Getting Patients Involved in Brain Cancer Research

The nonprofit organization Count Me In​ on Sept. 4 launched the Brain Cancer Project, an initiative to collect genomic and other data from patients with brain cancer for use in research. Adults in the U.S. or Canada who have primary brain cancer will be able to share their cancer history, along with samples of their saliva or blood for sequencing, so that researchers can learn more about the disease. Patients can also give permission to the Brain Cancer Project to ask for stored samples of their tumors and for medical records. The project will later include pediatric patients.
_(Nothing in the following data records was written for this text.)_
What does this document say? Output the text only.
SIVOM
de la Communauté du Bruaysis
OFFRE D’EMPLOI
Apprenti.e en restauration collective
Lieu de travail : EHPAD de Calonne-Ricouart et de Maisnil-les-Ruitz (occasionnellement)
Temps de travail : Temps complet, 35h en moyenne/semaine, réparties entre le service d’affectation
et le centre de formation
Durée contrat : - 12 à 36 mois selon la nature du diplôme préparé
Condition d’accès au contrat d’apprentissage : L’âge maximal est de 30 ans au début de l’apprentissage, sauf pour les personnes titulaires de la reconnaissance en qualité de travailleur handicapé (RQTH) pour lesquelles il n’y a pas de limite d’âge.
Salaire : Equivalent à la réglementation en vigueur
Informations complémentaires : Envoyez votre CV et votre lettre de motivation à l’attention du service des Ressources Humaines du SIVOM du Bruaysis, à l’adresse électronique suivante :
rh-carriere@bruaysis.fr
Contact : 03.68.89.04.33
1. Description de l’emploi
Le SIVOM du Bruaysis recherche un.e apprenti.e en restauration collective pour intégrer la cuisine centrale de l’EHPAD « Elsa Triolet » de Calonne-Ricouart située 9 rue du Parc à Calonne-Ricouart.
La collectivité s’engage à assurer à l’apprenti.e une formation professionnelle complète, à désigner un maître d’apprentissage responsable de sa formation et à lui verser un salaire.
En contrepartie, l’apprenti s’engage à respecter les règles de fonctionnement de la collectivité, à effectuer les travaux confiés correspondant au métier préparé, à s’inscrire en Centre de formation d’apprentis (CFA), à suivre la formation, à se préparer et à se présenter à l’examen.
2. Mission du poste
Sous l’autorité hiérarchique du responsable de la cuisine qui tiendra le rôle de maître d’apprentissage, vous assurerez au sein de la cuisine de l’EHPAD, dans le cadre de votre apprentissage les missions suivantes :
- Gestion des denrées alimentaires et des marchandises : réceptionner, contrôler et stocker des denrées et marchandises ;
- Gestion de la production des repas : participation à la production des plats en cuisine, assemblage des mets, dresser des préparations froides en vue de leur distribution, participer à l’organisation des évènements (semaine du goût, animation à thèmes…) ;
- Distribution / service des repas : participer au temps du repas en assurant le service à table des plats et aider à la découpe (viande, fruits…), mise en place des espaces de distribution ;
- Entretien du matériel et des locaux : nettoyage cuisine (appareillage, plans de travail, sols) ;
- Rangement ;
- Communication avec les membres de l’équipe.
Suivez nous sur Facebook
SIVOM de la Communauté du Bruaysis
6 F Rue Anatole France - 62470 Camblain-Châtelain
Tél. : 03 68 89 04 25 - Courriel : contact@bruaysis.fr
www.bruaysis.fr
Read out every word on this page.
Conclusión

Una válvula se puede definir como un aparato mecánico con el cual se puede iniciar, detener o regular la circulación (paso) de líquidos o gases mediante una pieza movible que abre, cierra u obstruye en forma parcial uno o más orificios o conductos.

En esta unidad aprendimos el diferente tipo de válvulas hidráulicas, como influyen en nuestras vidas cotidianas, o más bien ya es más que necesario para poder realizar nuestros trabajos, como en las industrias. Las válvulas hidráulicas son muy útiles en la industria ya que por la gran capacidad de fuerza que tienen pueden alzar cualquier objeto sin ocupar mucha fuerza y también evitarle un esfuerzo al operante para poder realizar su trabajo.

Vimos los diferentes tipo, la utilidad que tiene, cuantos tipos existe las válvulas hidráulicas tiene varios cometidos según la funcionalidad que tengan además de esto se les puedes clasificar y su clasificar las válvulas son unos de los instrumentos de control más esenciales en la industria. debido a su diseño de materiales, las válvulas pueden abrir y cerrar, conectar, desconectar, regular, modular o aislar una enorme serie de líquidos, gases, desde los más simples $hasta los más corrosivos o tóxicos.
Count Me In has previously launched projects to study metastatic breast cancer, angiosarcoma, metastatic prostate cancer, and esophageal and stomach cancer.

A Palliative Care Doctor Writes About Choosing Where to Die

When asked where they want to die, patients nearing the ends of their lives often say they want to die at home. But has our society put too much emphasis on this as the “correct” choice? In a Sept. 3 New York Times​ article, Richard Leiter, a palliative care physician at the Dana-Farber Cancer Institute in Boston, writes about his recent struggles with “the complex realities of dying at home, and the unintended consequences of our making it a societal priority.” Of course, dying in a hospital can come with downsides, Leiter writes. Patients run the risk of undergoing unnecessary medical interventions, and the hospital may not be the most private and peaceful place to be. However, dying at home requires family and friends to engage in intensive caregiving activities for which they may not be able to access sufficient support. And some caregivers and patients find it emotionally difficult to have their home be the place of death.